The Graveyard

The air was still, save for the occasional hawking of sullen crow, and the far off whine of a forgotten hound. I strolled slowly through the rusty graveyard, pausing here and there to imagine the stories that each of the discarded hulls would tell, if only they could speak.

Some, were evidently ancient. They had lived a long and fruitful existence, before coming to their final resting place. Their thick skins and bulky form were mute testament to the quality of the steel used in bygone eras. They don’t make cars like they used to, built to last.

Others were newer, and had lived shorter lives. These had not died slowly of old age, but had been torn violently from life, and ripped asunder. Their bodies dragged here, still seeping their life’s blood, to be abandoned; beyond repair. Their fate: to be stripped down for anything still worthy of consideration.

Turning the corner, I stopped in my tracks. There, at the end of a small cul-de-sac, stood a strange steel edifice. At first, it seemed out of place. On further consideration, it seemed oddly appropriate to find it here, amongst the dead.

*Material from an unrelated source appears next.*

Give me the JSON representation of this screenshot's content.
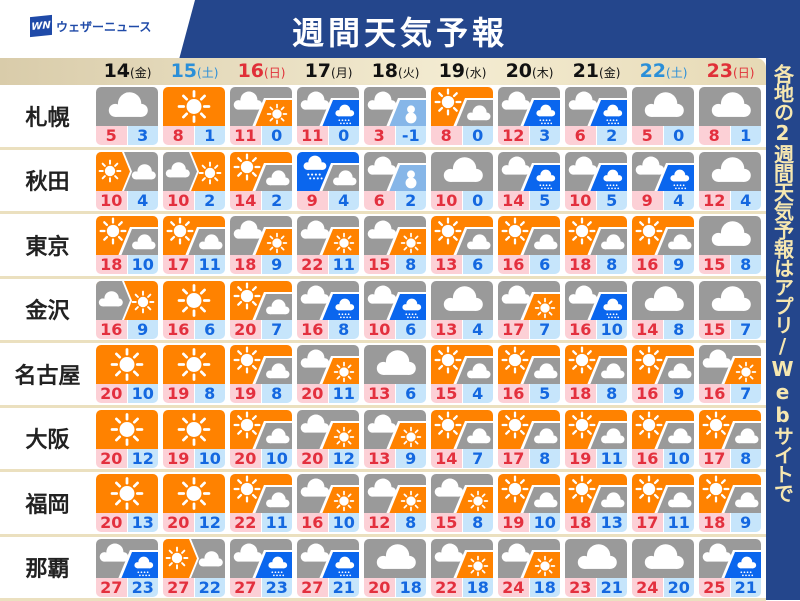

A rusty old girder had been driven into the hard packed dirt, another welded on to it at an askew angle. I knew that it was supposed to represent a cross, though the angles were all wrong. Despite that, for some reason it worked. Lashed and welded to the rusted orange steel was an array of stainless silver piping, forming the robotic manikin of the dying Christ. Rusty iron bolts had been drilled through the cleverly-crafted hands and feet, and a coil of razor wire decorated the glittering steel head.

The artist, whoever they were, had even taken the time to splatter brass soldering around the bolts; the metal Christ figure bleeding droplets of golden blood. More brass droplets dribbled down the side of the body from a rough gash in the trunk of the sculpture. This, I knew, was to signify the spear that pierced the side of the son of God.

I looked up into the scarred face, staring deeply into the dark black eyes of the figurine. The artist had used a pair of welding goggled for these and steel wool for its bedraggled, rusty hair. The effect was somewhat haunting.

I am not a religious man, despite the best efforts of the nuns during my childhood, or perhaps because of it, but I was still moved by the pain I sensed within the steel body. Despite my firm atheism, I felt moved to be in the presence of this idol.

I had to wonder who had placed this statue here, and why?

Did the owner of the scrap yard come here at night to pray, or did he even know of the statue’s existence amidst the acres of steel, Plexiglas and mouldering rubber?

Was this shrine build for the dead cars, so that their spirits could be at peace as they slowly rotted away into the dirt?

In a hundred years, could you excavate the oil-tainted soil beneath my feet and find the rusty bones of an old Ford in the latter stages of decomposition?

I slowly got onto my knees to say a silent, and somewhat ironic, prayer to the souls of the dead around me. I may not have a Christian bone left in my body, but my spirit was pure petrol-head.